Audition de l’enfant.

14 avril 2022Français19 min

Cas où l’audition n’est pas nécessaire (choix du curateur en représentation de l'enfant).

Source ne.ch

Faits

A.

X.________ et Y.________ sont les parents de A.________, née en

2013, et de B.________, né en 2018. Les époux rencontrent des difficultés

conjugales de longue date. Ils vivent séparés.

B.

Le 11 mars 2020, X.________ a introduit devant la Cour des

mesures de protection de l’enfant et de l’adulte (ci-après : CMPEA) une

requête tendant au retour immédiat des enfants à leur lieu de résidence

habituelle en France, en invoquant la CLaH80. Par décision du 7 octobre 2020,

la CMPEA a rejeté la demande de retour. Un recours formé contre cette décision

a été rejeté par le Tribunal fédéral, le 20 novembre 2020.

C.

Dans le cadre de la procédure de retour, le père avait

allégué qu’il avait déposé plainte en décembre 2019, en Belgique, contre le

grand-père maternel, C.________, domicilié en Suisse, pour des suspicions

d’agression sexuelle sur sa fille A.________. A une date indéterminée, une

procédure pénale a été ouverte par le Ministère public du canton de Berne,

région Jura bernois – Seeland, agence du Jura bernois, contre X.________ et C.________

en relation avec ces éventuels abus d’ordre sexuel. Par courrier du 1er

juin 2021, le procureur a demandé à l’Office de protection de l’enfant de

Neuchâtel de mettre en œuvre la représentation de A.________ dans le cadre de

la procédure pénale, en faisant valoir que l’un des parents était directement

impliqué dans la procédure et que les premiers éléments du dossier montraient

que la relation entre les père et mère était conflictuelle. Par décision du 26

août 2021, l’APEA a institué une curatelle de représentation en faveur de

A.________ et désigné Me D.________, en qualité de curateur de représentation

de l’enfant prénommée.
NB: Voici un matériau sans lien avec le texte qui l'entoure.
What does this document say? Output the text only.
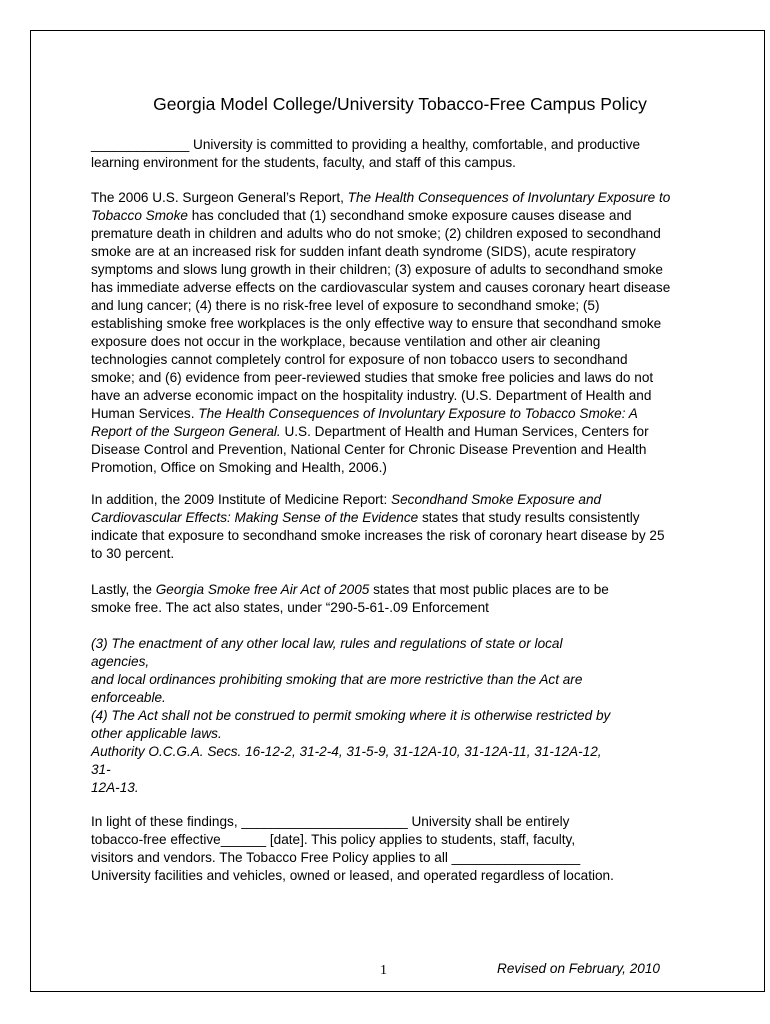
Georgia Model College/University Tobacco-Free Campus Policy
_____________ University is committed to providing a healthy, comfortable, and productive
learning environment for the students, faculty, and staff of this campus.
The 2006 U.S. Surgeon General’s Report, The Health Consequences of Involuntary Exposure to
Tobacco Smoke has concluded that (1) secondhand smoke exposure causes disease and
premature death in children and adults who do not smoke; (2) children exposed to secondhand
smoke are at an increased risk for sudden infant death syndrome (SIDS), acute respiratory
symptoms and slows lung growth in their children; (3) exposure of adults to secondhand smoke
has immediate adverse effects on the cardiovascular system and causes coronary heart disease
and lung cancer; (4) there is no risk-free level of exposure to secondhand smoke; (5)
establishing smoke free workplaces is the only effective way to ensure that secondhand smoke
exposure does not occur in the workplace, because ventilation and other air cleaning
technologies cannot completely control for exposure of non tobacco users to secondhand
smoke; and (6) evidence from peer-reviewed studies that smoke free policies and laws do not
have an adverse economic impact on the hospitality industry. (U.S. Department of Health and
Human Services. The Health Consequences of Involuntary Exposure to Tobacco Smoke: A
Report of the Surgeon General. U.S. Department of Health and Human Services, Centers for
Disease Control and Prevention, National Center for Chronic Disease Prevention and Health
Promotion, Office on Smoking and Health, 2006.)
In addition, the 2009 Institute of Medicine Report: Secondhand Smoke Exposure and
Cardiovascular Effects: Making Sense of the Evidence states that study results consistently
indicate that exposure to secondhand smoke increases the risk of coronary heart disease by 25
to 30 percent.
Lastly, the Georgia Smoke free Air Act of 2005 states that most public places are to be
smoke free. The act also states, under “290-5-61-.09 Enforcement
(3) The enactment of any other local law, rules and regulations of state or local
agencies,
and local ordinances prohibiting smoking that are more restrictive than the Act are
enforceable.
(4) The Act shall not be construed to permit smoking where it is otherwise restricted by
other applicable laws.
Authority O.C.G.A. Secs. 16-12-2, 31-2-4, 31-5-9, 31-12A-10, 31-12A-11, 31-12A-12,
31-
12A-13.
In light of these findings, ______________________ University shall be entirely
tobacco-free effective______ [date]. This policy applies to students, staff, faculty,
visitors and vendors. The Tobacco Free Policy applies to all _________________
University facilities and vehicles, owned or leased, and operated regardless of location.
1	Revised on February, 2010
A l’appui, l’autorité a retenu que les intérêts du père

de A.________ entraient en conflit avec ceux de l’enfant au sens de l’article

306 al. 2 CC. Bien que les considérants de la décision attaquée – qui a été

rendue sans audition des parents et de la fillette (la décision précise pour la

dernière nommée que la renonciation intervient « au vu des

circonstances ») – ne l’indiquent pas, le choix du curateur de

représentation s’est porté sur la même personne que celle qui avait représenté A.________

et son frère B.________ dans le cadre de la procédure d’enlèvement

international.

D.

X.________ recourt auprès de la CMPEA contre la décision du

26 août 2021, concluant à l’annulation de dite décision et au renvoi de la

cause à l’autorité de première instance sous suite de frais et dépens. A

l’appui, il reproche à l’autorité de première instance de ne pas avoir

auditionné A.________, contrairement à ce qu’impose l’article 314a CC. En

outre, l’APEA, qui pourtant établit les faits d’office (art. 314 al. 1 et 446

al. 1 CC), n’a pas entendu le recourant, se privant ainsi de la connaissance de

faits importants, et rendant par conséquent une décision inopportune. Le

recourant allègue que le curateur désigné par l’APEA a déjà pris position dans

la procédure de retour sur les faits supposés d’abus sexuels sur A.________ qui

constituent l’objet de la procédure pendante devant le Ministère public

bernois. Ainsi, dans un courrier du 13 mai 2020 aux parties, il a rapporté une

citation de Y.________ (« Cela fait maintenant plus de deux ans

que X.________ a monté toute cette histoire avec mon père, faut-il rappeler

qu’il n’a pas déposé de plainte en Suisse, qu’il est allé porter plainte en

Belgique plus d’une année après un fait qui se serait prétendument passé, qui

plus est avec des personnes autour qui n’ont rien vu »), sans exprimer

aucune réserve sur son contenu ; dans ce même courrier, Me D.________ a

refusé de soumettre A.________ à un constat médical en suite d’une blessure

causée par une chute survenue lors d’une balade avec la grand-mère maternelle.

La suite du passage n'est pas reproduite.